Data: 2006-09-08 16:20:39
Temat: Re: Samobój
Od: "Justyna N" <c...@p...pl>
Pokaż wszystkie nagłówki
Użytkownik "michal" <6...@g...pl> napisał w wiadomości
news:4500927e$0$17970$f69f905@mamut2.aster.pl...
>
>> Nie, bo uważasz, że akurat Ciebie to ominie, a jeżeli spotka Cię coś
>> takiego
>> to będziesz lepszy, wytrzymalszy od tych co to przeżyli i nie wytrzymali.
>
> Ale ja nie uważam, że to mnie ominie ani że mnie nie spotka. Mnie to nie
> ominęło
> i spotkało. I coś tam nauczyło. Z doświadczenia wiem, jak się podnosić i
> jak
> radzić sobie z przeciwnościami. To, że wszystkie moje dzieci żyją nie
> znaczy, że gówno wiem o życiu... :))
>
Raczej, że nie wiesz co znaczy stanąć na skraju.

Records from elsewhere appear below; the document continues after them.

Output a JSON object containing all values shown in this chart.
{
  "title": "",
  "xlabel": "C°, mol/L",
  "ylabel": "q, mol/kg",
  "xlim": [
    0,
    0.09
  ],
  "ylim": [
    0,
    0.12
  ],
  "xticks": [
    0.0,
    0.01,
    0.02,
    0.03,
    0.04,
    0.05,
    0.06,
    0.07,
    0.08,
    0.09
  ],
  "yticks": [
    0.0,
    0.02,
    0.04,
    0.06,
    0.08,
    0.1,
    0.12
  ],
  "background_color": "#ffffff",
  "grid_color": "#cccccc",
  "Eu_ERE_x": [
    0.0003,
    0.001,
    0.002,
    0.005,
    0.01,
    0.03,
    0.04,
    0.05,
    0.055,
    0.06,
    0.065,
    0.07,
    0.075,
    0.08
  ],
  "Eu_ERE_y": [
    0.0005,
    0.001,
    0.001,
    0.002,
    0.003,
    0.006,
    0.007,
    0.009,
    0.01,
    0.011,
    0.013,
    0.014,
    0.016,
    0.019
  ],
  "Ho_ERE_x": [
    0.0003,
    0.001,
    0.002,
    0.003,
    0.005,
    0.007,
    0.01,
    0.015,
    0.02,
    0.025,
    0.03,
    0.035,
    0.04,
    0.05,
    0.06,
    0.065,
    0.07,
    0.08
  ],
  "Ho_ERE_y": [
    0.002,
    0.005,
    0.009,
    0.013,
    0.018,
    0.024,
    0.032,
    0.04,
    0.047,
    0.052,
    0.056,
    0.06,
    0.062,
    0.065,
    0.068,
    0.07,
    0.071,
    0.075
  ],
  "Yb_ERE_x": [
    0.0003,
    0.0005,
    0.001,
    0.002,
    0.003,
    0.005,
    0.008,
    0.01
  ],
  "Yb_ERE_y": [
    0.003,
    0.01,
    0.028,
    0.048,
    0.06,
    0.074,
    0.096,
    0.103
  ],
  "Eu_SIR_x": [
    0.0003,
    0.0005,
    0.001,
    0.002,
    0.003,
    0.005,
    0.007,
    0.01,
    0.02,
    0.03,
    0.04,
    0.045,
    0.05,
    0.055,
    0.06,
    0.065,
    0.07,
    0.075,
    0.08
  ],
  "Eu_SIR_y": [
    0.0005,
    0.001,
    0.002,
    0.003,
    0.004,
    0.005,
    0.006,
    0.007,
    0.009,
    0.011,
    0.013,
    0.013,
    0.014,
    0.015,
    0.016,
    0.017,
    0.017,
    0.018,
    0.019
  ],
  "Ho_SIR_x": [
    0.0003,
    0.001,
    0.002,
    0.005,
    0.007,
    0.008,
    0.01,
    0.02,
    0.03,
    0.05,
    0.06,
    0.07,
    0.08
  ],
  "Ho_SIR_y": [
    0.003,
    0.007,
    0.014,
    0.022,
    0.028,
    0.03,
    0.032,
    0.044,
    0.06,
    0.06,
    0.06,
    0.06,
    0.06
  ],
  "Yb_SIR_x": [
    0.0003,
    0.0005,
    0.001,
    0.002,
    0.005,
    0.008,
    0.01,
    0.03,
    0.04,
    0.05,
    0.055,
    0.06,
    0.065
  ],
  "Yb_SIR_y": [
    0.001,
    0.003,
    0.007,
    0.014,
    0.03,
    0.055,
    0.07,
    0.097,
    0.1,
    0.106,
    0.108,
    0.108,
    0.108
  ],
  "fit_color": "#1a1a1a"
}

W sytuacji bez wyjścia.
Zarzucasz innym brak wyobraźni, ale to, że ktoś na drugim końcu świata traci
całą rodzinę nie pomaga, gdy nawet mniej traumatyczna sytuacja dotyka
Ciebie.
Z doświadczenia wiem, że najtrwardsze drzewo łamie się pod nawałnicą..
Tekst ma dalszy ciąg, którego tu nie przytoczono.